U.S. Chamber Speaks Out Against Noncompete Ban
Noncompete agreements have been a hot topic lately, and your Cheyenne Chamber has been monitoring the battle between business and the FTC on this issue. The U.S. Chamber has entered a court battle with the FTC over their proposed new rules.
The latest word from Susanne Clark, U.S. Chamber President:
It’s spring in an election year, and the Biden Administration’s regulatory ambitions are in full bloom. On April 24, the Federal Trade Commission became the latest to finalize a long-awaited rule—this one banning employment-based noncompete agreements. It’s one of some 2,500 regulatory actions the administration plans to act on by the end of its first term.
Like many of the rules, the FTC’s blanket ban on noncompetes defies its agency’s constitutional and statutory authority, shifting power from Congress and into the hands of three unelected commissioners. The FTC only has the authority to identify specific, individual instances of unfair competition on a case-by-case basis, but Chairwoman Lina Khan has decried this approach as “whack-a-mole” and pledged instead to lay down prescriptive, often one-size-fits-all rules, without letting the Constitution stand in her way.
The U.S. Chamber of Commerce filed a lawsuit to challenge the FTC’s rule. One doesn’t have to imagine what the agency would do next if the ban is allowed to stand. In a 2022 policy statement that dramatically reinterpreted its authority to govern “unfair methods of competition,” the FTC laid out its intentions to target a litany of other actions that businesses take to remain competitive, from loyalty rebates to entire classes of mergers and acquisitions.
The Chamber’s lawsuit against the FTC is our latest effort to challenge the Administration’s aggressive campaign to micromanage business decisions. It follows our victories against the Securities and Exchange Commission over its stock buyback rule, the National Labor Relations Board over its joint-employer rule, and the Consumer Financial Protection Bureau over its rule on “Unfair, Deceptive, or Abusive Acts or Practices.”
In each instance, the courts agreed that the agency in question had exceeded its rulemaking authority, but this hasn’t stopped agencies from continuing to impose ideological mandates.
Examples abound. The SEC is wading into climate regulation by micromanaging environmental impact disclosures. The Occupational Safety and Health Administration has proposed a rule to enable union organizers, activists, and others to enter workplaces under the guise of “assisting” OSHA inspectors.
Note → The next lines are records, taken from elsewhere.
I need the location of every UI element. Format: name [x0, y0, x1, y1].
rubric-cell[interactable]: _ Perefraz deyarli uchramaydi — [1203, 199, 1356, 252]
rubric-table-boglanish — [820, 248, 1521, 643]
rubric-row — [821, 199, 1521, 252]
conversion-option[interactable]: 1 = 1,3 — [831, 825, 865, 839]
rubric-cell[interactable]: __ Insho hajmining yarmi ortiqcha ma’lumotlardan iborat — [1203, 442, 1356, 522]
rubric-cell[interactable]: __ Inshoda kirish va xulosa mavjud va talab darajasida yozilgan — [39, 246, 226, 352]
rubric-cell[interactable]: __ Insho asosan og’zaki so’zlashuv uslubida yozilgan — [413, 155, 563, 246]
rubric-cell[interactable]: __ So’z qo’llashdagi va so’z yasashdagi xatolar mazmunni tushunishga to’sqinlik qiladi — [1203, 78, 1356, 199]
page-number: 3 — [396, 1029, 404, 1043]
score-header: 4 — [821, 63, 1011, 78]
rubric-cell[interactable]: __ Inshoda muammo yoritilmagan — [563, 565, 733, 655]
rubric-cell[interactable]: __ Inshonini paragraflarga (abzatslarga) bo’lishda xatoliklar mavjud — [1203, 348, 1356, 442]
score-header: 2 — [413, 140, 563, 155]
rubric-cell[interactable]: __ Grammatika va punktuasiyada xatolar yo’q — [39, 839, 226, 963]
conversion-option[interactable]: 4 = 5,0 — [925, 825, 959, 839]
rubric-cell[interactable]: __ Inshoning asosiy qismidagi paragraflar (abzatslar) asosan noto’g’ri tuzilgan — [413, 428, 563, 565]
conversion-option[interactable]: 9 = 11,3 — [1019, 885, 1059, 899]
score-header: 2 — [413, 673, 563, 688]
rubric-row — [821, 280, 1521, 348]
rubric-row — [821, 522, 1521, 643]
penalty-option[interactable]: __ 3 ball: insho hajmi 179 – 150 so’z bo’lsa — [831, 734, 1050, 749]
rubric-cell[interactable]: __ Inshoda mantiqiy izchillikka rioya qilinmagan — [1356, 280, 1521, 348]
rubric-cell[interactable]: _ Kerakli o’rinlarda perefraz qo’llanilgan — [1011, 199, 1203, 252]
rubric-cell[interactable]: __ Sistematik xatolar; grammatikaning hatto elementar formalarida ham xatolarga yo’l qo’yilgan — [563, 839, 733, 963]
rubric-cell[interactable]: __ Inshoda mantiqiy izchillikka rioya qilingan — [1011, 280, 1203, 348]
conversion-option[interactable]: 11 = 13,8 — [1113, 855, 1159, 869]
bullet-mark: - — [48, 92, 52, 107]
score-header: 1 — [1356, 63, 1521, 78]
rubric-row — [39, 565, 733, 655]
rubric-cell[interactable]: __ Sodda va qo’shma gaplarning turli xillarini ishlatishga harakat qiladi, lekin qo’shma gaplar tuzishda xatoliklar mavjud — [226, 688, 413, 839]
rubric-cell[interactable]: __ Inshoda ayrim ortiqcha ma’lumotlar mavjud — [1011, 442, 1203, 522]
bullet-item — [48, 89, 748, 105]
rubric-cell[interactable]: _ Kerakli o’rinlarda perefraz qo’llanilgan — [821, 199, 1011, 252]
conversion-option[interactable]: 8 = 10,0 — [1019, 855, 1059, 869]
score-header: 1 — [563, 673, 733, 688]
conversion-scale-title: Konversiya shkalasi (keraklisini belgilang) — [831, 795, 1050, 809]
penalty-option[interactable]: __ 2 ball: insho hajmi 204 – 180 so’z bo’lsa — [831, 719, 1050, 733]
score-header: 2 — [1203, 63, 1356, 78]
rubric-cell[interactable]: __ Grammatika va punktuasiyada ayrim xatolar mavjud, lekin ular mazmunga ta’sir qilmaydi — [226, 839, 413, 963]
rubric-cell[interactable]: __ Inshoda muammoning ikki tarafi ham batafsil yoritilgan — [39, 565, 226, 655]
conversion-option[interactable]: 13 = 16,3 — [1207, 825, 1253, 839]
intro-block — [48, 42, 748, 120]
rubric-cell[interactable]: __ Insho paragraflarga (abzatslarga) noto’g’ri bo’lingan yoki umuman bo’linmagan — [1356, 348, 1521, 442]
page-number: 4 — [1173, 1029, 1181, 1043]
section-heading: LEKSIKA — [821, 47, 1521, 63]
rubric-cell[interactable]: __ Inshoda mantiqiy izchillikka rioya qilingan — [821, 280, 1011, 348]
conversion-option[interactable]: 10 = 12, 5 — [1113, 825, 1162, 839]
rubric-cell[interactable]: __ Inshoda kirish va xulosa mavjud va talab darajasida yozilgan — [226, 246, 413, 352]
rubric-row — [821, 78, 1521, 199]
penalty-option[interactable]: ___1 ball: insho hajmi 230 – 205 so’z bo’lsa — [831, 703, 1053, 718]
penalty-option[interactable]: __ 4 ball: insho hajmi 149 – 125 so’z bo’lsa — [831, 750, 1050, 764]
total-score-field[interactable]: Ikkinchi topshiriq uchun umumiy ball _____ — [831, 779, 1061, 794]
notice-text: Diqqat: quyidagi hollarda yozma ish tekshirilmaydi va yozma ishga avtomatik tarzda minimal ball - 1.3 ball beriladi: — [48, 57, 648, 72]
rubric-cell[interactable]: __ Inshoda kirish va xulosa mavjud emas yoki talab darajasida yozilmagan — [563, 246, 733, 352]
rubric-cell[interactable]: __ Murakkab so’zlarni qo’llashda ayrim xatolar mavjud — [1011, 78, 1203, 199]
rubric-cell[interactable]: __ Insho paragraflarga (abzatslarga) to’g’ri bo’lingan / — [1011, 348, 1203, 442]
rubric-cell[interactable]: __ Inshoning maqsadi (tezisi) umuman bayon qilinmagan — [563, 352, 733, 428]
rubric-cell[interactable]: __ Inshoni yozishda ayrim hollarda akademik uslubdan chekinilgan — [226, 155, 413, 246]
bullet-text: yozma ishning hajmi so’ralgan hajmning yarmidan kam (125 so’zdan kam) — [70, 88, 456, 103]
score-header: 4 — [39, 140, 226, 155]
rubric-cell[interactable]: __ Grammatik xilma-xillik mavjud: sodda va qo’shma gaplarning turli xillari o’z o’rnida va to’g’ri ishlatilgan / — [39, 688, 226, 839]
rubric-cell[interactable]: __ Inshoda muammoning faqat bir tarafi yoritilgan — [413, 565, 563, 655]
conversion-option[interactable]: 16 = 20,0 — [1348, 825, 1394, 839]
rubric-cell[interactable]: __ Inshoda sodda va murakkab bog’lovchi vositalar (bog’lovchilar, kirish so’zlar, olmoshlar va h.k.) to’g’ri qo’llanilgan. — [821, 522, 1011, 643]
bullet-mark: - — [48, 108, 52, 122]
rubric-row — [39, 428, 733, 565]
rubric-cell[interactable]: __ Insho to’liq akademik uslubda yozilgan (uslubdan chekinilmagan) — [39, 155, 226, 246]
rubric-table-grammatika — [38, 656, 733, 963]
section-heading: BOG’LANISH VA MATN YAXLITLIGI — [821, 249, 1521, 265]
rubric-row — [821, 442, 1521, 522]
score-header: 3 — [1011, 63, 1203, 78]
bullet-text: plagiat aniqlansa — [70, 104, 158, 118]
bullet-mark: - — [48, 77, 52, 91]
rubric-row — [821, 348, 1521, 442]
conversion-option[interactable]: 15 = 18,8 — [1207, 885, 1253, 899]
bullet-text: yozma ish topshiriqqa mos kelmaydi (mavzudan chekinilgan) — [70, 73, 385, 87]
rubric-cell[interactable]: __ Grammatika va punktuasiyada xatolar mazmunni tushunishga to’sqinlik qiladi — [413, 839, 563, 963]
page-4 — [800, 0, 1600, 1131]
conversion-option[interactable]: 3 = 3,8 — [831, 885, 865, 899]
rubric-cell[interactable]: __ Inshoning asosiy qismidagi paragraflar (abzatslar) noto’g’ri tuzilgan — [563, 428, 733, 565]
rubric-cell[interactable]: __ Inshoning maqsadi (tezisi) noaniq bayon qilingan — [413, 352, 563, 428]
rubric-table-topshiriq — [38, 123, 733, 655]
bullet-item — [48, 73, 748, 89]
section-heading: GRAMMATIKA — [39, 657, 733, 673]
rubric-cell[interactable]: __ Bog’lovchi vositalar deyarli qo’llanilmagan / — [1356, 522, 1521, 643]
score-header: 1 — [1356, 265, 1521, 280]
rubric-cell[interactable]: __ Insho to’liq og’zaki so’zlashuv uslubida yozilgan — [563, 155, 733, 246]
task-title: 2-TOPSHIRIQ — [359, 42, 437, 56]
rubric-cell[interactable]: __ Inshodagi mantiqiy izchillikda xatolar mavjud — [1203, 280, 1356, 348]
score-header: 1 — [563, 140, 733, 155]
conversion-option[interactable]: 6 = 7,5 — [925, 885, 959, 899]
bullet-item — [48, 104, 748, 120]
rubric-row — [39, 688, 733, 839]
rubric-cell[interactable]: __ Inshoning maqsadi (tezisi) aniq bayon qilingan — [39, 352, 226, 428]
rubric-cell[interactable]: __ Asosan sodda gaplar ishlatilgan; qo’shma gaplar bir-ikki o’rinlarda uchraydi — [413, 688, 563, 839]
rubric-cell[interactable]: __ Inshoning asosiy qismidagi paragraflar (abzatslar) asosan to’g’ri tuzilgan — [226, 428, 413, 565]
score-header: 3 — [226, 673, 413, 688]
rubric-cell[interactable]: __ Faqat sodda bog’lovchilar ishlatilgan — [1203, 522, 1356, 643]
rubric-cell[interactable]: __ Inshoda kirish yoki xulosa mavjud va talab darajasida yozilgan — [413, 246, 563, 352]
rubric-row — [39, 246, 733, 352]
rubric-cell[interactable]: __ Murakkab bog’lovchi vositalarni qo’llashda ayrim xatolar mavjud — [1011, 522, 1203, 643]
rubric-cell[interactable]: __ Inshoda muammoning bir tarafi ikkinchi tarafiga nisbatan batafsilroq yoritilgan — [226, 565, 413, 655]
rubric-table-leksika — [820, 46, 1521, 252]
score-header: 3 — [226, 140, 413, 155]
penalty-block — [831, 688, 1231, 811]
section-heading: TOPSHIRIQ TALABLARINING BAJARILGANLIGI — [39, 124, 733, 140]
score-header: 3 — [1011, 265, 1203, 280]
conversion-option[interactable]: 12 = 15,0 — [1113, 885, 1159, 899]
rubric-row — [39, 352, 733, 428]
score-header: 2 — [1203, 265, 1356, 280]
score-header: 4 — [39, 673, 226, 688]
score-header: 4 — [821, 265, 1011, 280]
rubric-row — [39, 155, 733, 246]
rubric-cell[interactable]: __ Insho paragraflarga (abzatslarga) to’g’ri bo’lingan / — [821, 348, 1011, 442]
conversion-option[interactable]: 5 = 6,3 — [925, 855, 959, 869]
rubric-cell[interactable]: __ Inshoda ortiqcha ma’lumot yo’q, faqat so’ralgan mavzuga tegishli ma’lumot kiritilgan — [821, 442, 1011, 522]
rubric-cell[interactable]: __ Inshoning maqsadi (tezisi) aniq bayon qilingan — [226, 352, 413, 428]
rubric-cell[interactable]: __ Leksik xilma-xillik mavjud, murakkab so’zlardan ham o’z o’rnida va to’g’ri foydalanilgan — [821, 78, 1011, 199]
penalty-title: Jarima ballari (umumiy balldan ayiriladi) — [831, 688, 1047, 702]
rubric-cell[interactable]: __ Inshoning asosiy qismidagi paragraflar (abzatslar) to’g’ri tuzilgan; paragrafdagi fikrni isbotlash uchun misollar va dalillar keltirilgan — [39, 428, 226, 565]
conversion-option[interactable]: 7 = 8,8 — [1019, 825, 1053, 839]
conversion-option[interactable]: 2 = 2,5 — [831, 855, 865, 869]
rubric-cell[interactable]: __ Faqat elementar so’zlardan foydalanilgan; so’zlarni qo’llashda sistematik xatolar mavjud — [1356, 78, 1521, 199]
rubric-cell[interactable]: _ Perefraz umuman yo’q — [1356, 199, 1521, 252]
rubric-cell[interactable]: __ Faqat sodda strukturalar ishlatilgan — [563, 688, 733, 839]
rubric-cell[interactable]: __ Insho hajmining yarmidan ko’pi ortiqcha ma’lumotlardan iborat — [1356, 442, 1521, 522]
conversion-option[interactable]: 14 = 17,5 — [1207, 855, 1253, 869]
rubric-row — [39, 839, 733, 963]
An FTC rule targeting “unfair and deceptive fees” would threaten entire business models that incorporate variable or dynamic pricing.
Every rule is couched in the typical boilerplate about consumer and worker protection, but it’s a thin disguise for the real purpose: establishing sweeping new powers that can be weaponized whenever and against whomever these agencies choose. The thesis behind the power grab is that government knows better than markets, which is a costly idea for every American—consumers and workers included.
Through the end of last year, the Biden administration had imposed $447 billion in net regulatory costs on the economy,[i] and this sum pales in comparison to the $616 billion already proposed for 2024. These costs are borne by businesses of every size, though smaller firms struggle most, and they are unavoidably passed to consumers in the form of higher prices and reduced economic growth. Glenn Hubbard argued recently in The Wall Street Journal how the assault on growth hurts every aspect of society, from individual livelihoods to public finances.
The business community has rightly decried overregulation for years, prompting some critics to accuse us of crying wolf. Today, there’s no question that the wolf is here. The regulatory agencies are redefining the relationship between business and government without heed to elected representatives or the Constitution. The U.S. Chamber will see these agencies in court.